Réflexions inquiètes sur la situation psychiatrique tunisienne

Saïda Douki Dedieu - Professeur émérite en psychiatrie à la Faculté de Médecine de Tunis, Ancien Professeur associé à l’UCBL

 Hajer Karray- Docteur, Psychanalyste, Tunis

Psychiatrie et religion, une histoire conflictuelle

Psychiatrie et religion ont toujours entretenu des relations étroites autant que conflictuelles, se disputant notamment les frontières de la vie psychique, le terrain des valeurs collectives, et, surtout, l’enjeu de la vérité.
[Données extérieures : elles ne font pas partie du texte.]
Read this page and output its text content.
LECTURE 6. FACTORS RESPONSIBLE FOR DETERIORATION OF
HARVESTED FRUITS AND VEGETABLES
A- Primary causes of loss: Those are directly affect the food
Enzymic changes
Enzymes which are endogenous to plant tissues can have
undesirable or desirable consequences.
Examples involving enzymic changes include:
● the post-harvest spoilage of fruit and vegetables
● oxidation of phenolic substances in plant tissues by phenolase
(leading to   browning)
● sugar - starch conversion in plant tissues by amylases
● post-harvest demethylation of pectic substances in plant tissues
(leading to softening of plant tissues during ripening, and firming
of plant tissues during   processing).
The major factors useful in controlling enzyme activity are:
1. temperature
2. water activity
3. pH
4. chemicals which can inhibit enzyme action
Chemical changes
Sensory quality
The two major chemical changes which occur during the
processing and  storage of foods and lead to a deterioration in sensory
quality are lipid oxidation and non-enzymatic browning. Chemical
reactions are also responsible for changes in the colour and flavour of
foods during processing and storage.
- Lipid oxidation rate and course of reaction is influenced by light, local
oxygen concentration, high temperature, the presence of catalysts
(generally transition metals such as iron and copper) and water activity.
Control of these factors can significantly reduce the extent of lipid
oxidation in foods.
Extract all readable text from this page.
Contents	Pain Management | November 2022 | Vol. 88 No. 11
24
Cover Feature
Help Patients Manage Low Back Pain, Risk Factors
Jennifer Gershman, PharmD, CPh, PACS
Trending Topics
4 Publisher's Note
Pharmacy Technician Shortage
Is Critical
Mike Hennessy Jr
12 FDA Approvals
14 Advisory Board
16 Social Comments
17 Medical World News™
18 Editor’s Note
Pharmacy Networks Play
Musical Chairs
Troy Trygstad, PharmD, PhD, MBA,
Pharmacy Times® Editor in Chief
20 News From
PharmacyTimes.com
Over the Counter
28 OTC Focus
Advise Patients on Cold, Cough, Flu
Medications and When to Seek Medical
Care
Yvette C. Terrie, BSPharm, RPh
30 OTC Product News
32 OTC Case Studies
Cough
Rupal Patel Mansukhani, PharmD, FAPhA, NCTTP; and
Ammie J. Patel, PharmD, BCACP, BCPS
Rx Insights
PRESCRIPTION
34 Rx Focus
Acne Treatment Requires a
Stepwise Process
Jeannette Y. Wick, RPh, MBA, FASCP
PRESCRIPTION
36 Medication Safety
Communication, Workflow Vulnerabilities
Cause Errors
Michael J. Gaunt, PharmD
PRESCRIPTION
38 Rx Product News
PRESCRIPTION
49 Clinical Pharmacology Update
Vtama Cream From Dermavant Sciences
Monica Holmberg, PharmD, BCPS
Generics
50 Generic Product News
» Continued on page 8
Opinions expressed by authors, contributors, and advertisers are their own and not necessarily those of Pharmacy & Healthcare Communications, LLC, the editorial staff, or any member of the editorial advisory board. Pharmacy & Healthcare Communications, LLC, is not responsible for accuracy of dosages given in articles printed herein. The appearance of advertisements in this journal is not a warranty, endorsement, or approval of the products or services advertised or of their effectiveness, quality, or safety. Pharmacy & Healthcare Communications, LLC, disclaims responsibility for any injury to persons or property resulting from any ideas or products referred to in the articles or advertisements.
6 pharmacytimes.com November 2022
De fait, la religion s’est longtemps substituée à la médecine dans le domaine de la souffrance psychique. Elle en sera exclue par la médecine arabo-musulmane triomphante entre les VII° et XII° siècles, qui proposera longtemps avant l’heure l’intégration de la psychiatrie dans la médecine et le modèle bio-psycho-social aujourd’hui communément admis dans le monde entier. La place du fou au bîmâristân[1] est un des aspects les plus remarquables de la médecine dans la société médiévale islamique ; c’est, en effet, un fait nouveau dans l’histoire des hommes, de construire un espace dans lequel les corps malades mais aussi les esprits en difficulté sont accueillis.

Malheureusement, avec la chute de l'empire islamique, devait s'amorcer à partir du XV° siècle, le déclin de la médecine et la reconquête du fait psychiatrique par le surnaturel et l'irrationnel. L'assistance aux aliénés sera désormais dévolue aux marabouts et autres derviches ou santons. Parallèlement, les bîmâristâns tomberont peu à peu en décrépitude. L'usage actuel réserve d'ailleurs le mot bîmâristân à l'asile psychiatrique. Il faudra attendre la révolution française pour que renaisse la psychiatrie comme discipline médicale vouée au traitement des pathologies mentales arrachées à leurs causes surnaturelles. Progressivement la religion est évacuée de la médecine et même exclue de l’espace public tout entier, comme le consacrera la loi de 1905 en France.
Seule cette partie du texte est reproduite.